The cannabis legalization movement has spread like wildfire across the globe, and as a consequence, novice smokers and aficionados alike have been introduced to a staggering cornucopia of seemingly endless varieties of the plant and the pipes and rolling papers that allow for its consumption. Names like Bubba Kush and Girl Scout Cookies adorn reefer labels and can understandably confuse anyone not well-versed in the lingo. Today we’ll check out the meaning behind these names and why specific strains never seem to stick around for too long, no matter how in vogue.
Cannabis: A Class of Its Own
Cannabis has a very unusual genetic makeup that qualifies it to its own category of drugs. Unlike other drugs, legislators and scientists have both been unable to pin it to one class. The plant’s effects are alleged to range across the gambit of Stimulant, Hallucinogenic and Depressant: classifications that, at times, are just opposed to themselves.
How can this be? It’s a complex issue with many factors involved, but a major reason for this dichotomy that often goes overlooked is the incredible differences between the two main varieties of the smoked herb.
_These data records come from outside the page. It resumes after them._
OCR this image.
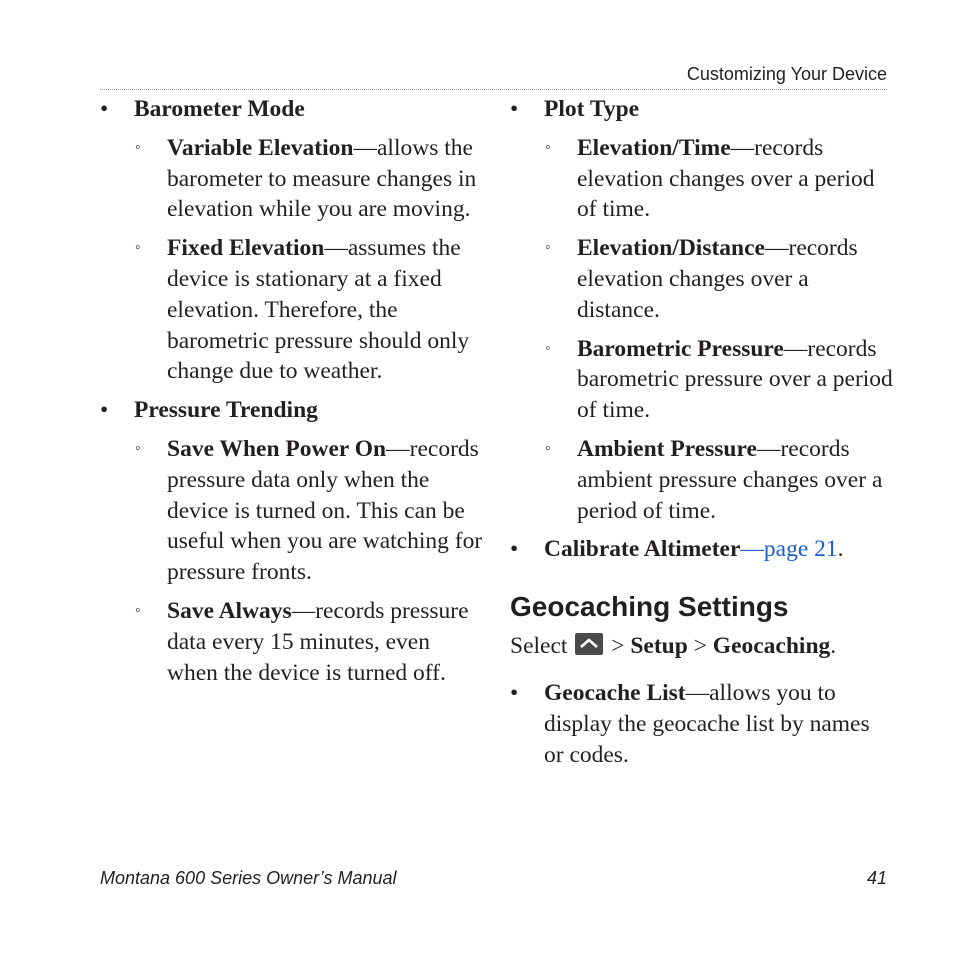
Customizing Your Device
• Barometer Mode
◦ Variable Elevation—allows the barometer to measure changes in elevation while you are moving.
◦ Fixed Elevation—assumes the device is stationary at a fixed elevation. Therefore, the barometric pressure should only change due to weather.
• Pressure Trending
◦ Save When Power On—records pressure data only when the device is turned on. This can be useful when you are watching for pressure fronts.
◦ Save Always—records pressure data every 15 minutes, even when the device is turned off.
• Plot Type
◦ Elevation/Time—records elevation changes over a period of time.
◦ Elevation/Distance—records elevation changes over a distance.
◦ Barometric Pressure—records barometric pressure over a period of time.
◦ Ambient Pressure—records ambient pressure changes over a period of time.
• Calibrate Altimeter—page 21.
Geocaching Settings
Select  > Setup > Geocaching.
• Geocache List—allows you to display the geocache list by names or codes.
Montana 600 Series Owner’s Manual	41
The fact that two very different varieties of the (smoked) plant exist should be obvious to anyone with adequate history on the matter, as both variations have been cultivated in different environments and for different purposes for thousands of years. Heck, they even look different.
Cannabis Indica
Cannabis Indica, commonly referred to as Indica, “Couch Lock,” “Stink Weed” and “Hairy Ones” (sorry, the DEA recently put out an enormous list of drug slang and I couldn’t help myself) has been cultivated in India for medicinal purposes since as early as 2000 BCE. Kush is a popular genetic line from this variety, named after the ancient mountains that overlook the fertile land. Cannabis to this day is still a major aspect of Indian society and has survived deadly attacks from governments both local and abroad. The herb has an extensive history in religion – being used as a sacrifice, medicine and entheogen – a plant imbibed to induce religious insight and experiences.
Indica varieties have an unusually high CBD content, a chemical now known to be a non-psychoactive wonder-drug for a number of ailments like Epilepsy and PTSD. This high CBD count is attributed to Indian farmers, who have been selectively breeding the plant for literally thousands of years. Selective breeding is the term used to describe the intentional choosing of specific plants with specific properties desired by the cultivator over multiple generations.
Cannabis, like apples, have an innate survival mechanism that makes it display a wide variety of phenotypes, or genetic expressions, every time it reproduces. This process allows the plant to quickly adapt to new or changing environments, but this veracity of dynamic expression makes the plant more difficult to maintain consistency in medical value over long periods of time. Selective breeding allowed, over time, the domestication of this tall, sparsely-producing, wild weed into a short, dense herb with consistent, preciously-valued results.
Summer Daze
The incredible amount of genetic expression propelled by the plant is the reason that even popular varieties tend to disappear from the market after just a few years: even a plant grown from seeds of a certain variety will express different qualities than it’s mother. Consequently, the only way to get the same properties (like flavor and effects) are actually to clone the plant you like in the first place.
Grafting is the process that apple farmers have used for ages, but modern science has created a new method. This has become a very popular process with Cannabis enthusiasts and is achieved, rather simply, by dipping a chopped branch of the desired plant in something called “rooting hormone”, that causes the chopped arm to sprout roots! The only problem lies in the degradation of health these plants experience over time.
A clone of a clone has markedly less potency than the plant it originated from. This is why the names you might look for in your local dispensary are always crossed with something else after a year or two. There are extreme cases where growers keep a plant they really like for years in vegetative growth. This is not a natural state for the perennial, who’s used to passing the vegetative stage in a few months to flower and return to the soil leaving only seeds behind to spring it’s lineage. With artificial lighting, plants can be kept in this stage indefinitely and used strictly as a source for clones.
Cannabis Sativa
Sativa is just as interesting, but for different reasons. Whereas Indica varieties have been specifically bred to produce a sedative effect, its island counterpart, Cannabis Sativa, kept more of her wilder traits. Sativas tend to have much less CBD, which mitigates the psychoactive qualities of THC, although that doesn’t mean the plant is devoid of medicinal value. Other cannabinoids exclusive to Sativa varieties like THC-V have just recently started gaining notoriety and Sativa varieties are the go-to for treating Depression, Migraine Headaches, ADD and ADHD. They’re also popular as an appetite stimulant, ideal for folks suffering from side effects of Cancer and AIDS medications.
Today, it’s difficult to find 100% Sativa strains anywhere outside of Africa. The reason is the way the plants grow – 30 feet tall with very few flowers to extract medicine from. Most of what you find in the head shops are hybrids of both Indica and Sativa. This has been the standard since the ‘70s when Howard Marks figured out that combining the two led to an ideal concentration of all the active compounds of both plants, but in a smaller, more robust package that could be grown indoors, away from prying helicopters.